We have a memory leak plaguing many of our 2008R1SP2 file servers. The "File" non paged memory tag in poolmon.exe will leak until shared folders are no longer available, and then RDP goes down with it (and we have to reboot via console). Sometimes this leak is >1.5G/day.

poolmon

RamMap

If something needs to be removed, I need to have a pretty good hunch and a huge CM needs to be approved. The only change since this started happening was the addition of McAfee Agent 5.0.2.132, however AV with McAfee has not been running in any way (it's in preparation for a migration not yet implemented). I realize that the MFEm tag in the poolmon screen is McAfee, but it is not high in the list in most of the leaking servers.

Also, tags traced back to the NIC driver (either iANS or BCM8) are usually featured in the top 5-6 in the non paged bytes sort.

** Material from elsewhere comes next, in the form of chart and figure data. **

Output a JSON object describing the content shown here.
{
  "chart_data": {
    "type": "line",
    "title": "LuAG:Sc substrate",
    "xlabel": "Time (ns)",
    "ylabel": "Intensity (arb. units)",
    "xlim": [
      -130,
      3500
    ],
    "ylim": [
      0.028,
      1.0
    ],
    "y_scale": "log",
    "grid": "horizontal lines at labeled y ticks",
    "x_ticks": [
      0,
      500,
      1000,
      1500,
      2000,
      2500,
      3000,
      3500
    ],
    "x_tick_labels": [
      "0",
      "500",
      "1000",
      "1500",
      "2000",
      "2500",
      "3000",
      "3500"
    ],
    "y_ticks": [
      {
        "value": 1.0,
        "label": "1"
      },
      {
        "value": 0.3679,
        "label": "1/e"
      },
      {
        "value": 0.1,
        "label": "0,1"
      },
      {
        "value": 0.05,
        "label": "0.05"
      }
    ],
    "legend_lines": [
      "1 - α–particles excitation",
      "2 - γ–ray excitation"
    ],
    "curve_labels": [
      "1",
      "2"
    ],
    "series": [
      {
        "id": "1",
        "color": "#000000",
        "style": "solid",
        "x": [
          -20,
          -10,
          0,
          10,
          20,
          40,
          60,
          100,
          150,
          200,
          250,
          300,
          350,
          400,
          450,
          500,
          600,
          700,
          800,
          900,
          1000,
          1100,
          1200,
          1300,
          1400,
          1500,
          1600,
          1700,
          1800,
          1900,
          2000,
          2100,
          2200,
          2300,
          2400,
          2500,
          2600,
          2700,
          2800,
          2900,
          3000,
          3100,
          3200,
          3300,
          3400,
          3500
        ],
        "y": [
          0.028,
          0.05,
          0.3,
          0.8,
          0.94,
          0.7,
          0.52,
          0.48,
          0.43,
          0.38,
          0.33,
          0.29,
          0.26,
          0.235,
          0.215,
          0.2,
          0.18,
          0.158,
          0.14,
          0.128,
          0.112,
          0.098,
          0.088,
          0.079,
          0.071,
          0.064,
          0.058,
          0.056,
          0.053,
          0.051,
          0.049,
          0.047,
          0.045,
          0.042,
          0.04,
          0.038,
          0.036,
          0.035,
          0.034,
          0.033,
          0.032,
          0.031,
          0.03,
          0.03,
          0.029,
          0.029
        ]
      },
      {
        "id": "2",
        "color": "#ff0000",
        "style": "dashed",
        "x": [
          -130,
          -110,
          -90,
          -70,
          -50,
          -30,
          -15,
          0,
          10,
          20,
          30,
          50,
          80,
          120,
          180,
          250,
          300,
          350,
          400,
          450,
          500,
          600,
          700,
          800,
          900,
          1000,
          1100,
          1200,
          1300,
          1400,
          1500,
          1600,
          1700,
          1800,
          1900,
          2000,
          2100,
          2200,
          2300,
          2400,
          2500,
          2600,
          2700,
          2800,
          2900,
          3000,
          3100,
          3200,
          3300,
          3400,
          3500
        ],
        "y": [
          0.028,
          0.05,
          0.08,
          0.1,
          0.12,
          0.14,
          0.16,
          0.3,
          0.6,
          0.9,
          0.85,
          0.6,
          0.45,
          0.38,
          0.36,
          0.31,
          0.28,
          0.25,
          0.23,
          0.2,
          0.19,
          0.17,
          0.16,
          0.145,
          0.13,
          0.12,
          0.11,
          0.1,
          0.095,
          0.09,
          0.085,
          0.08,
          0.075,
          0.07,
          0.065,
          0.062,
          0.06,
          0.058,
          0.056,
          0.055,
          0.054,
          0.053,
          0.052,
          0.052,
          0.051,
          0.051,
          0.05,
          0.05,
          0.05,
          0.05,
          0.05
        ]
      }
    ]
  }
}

We have not yet tried isolating from the network, but maybe this is a good idea.

The next logical step I understand is to run xperf / Windows Performance Toolkit, but this appears to require .NET 4.5, which we cannot install for a number of reasons.

1) Does anyone know of anywhere to download an older version of xperf that is standalone, compatible with 2008R1SP1 (even CLI only)?

2) Assuming #1 is unavailable (or at best a lousy idea), is there any other utility that can track and trace pool tags in a similar way?

3) Do you have any suggestions to point me in the right direction?

Best Answer

It's maybe not a direct answer, but as I seen your "metafile" really high there is a private fix for that.